Apart from that, there are a lot of things you can do to simplify your code.
Using your SWAP macro should be discouraged when you can just use std::swap... I was going to suggest std::swap_ranges, but then I realized you only need to swap the real parts, since your data is all reals (your time-series imaginary parts are all 0):
std::swap(actualData[j - 1], actualData[i - 1]);
You can simplify the entire thing using std::complex, too.

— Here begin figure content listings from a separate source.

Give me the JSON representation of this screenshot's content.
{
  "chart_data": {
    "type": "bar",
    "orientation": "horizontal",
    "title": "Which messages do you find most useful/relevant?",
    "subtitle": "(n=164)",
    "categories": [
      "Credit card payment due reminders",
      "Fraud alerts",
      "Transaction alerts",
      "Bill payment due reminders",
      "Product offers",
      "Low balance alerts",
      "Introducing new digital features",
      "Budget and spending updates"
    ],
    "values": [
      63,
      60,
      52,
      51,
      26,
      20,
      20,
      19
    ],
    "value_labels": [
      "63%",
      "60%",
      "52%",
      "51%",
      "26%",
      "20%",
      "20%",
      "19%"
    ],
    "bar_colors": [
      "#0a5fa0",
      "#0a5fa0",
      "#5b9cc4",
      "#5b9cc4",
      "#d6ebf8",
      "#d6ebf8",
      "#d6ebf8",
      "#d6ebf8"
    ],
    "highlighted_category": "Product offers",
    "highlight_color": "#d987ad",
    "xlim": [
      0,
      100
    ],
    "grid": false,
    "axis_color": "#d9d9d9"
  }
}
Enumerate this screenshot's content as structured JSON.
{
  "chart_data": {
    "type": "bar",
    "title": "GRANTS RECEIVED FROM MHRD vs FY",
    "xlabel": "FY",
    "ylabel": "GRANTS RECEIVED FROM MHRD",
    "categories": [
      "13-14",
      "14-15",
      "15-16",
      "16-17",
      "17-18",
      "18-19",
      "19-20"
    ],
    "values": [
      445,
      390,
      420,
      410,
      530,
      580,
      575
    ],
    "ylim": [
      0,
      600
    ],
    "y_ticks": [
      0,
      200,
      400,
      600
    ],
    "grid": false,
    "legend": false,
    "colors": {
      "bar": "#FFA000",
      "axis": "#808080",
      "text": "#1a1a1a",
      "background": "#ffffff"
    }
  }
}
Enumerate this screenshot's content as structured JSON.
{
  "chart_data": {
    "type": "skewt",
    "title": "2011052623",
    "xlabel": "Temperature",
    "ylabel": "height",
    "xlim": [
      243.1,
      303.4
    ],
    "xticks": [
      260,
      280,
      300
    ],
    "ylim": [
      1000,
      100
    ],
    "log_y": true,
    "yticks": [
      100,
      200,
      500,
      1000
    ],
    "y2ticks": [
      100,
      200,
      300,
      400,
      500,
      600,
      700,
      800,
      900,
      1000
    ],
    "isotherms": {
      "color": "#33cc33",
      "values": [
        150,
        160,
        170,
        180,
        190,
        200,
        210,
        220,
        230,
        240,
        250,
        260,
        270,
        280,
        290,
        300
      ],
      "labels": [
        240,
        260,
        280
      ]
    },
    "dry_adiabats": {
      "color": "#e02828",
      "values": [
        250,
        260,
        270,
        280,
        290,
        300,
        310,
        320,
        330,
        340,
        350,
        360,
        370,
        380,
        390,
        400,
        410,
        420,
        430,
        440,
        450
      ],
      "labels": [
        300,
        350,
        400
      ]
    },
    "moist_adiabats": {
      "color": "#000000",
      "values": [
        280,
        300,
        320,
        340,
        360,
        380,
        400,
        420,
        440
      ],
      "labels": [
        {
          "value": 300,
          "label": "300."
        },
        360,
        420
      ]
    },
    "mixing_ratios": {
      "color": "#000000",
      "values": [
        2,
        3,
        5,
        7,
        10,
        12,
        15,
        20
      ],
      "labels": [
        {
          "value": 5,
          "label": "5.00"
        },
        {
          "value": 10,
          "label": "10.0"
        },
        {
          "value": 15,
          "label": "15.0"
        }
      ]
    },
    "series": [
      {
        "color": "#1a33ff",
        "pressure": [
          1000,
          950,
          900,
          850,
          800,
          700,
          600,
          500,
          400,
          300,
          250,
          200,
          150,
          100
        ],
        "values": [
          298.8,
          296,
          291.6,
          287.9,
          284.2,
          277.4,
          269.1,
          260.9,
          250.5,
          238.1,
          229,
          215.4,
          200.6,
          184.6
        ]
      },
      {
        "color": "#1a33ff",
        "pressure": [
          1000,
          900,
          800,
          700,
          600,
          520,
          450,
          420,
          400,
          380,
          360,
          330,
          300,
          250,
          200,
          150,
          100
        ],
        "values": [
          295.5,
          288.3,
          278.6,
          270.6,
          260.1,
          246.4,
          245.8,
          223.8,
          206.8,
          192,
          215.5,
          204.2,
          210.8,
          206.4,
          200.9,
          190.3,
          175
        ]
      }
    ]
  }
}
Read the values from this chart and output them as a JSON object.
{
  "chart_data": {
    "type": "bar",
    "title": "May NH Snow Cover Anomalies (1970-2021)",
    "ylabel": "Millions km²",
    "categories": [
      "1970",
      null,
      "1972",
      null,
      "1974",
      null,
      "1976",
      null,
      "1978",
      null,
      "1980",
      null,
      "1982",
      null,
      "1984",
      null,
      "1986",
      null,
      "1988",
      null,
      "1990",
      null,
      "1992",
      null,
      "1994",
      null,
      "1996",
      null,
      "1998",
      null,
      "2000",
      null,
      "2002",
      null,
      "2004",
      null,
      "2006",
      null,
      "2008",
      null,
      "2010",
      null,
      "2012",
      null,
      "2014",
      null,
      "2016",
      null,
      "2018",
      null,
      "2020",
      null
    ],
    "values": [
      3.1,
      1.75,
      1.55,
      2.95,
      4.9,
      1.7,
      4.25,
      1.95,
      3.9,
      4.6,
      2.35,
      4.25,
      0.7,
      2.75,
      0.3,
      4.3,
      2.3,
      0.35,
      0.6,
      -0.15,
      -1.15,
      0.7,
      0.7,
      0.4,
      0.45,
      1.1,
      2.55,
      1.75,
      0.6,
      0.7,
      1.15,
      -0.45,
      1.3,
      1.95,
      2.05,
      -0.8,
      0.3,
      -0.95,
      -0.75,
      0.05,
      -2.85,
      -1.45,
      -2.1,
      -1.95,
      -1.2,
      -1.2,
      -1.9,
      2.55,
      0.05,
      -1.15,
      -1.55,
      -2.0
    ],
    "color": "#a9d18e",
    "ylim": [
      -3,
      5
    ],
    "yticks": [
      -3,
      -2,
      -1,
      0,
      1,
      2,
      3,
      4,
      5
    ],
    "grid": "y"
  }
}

I reckon its down to the re-sizing of your vector.
One possibility: Maybe re-sizing will create temp objects on the stack before moving them back to heap i think.
The FFT in Numerical Recipes in C uses the Cooley-Tukey Algorithm, so in answer to your question at the end, the int sign being passed allows the same routine to be used to compute both the forward (sign=-1) and inverse (sign=1) FFT. This seems to be consistent with the way you are using sign when you define theta = sign * (2*pi/mmax).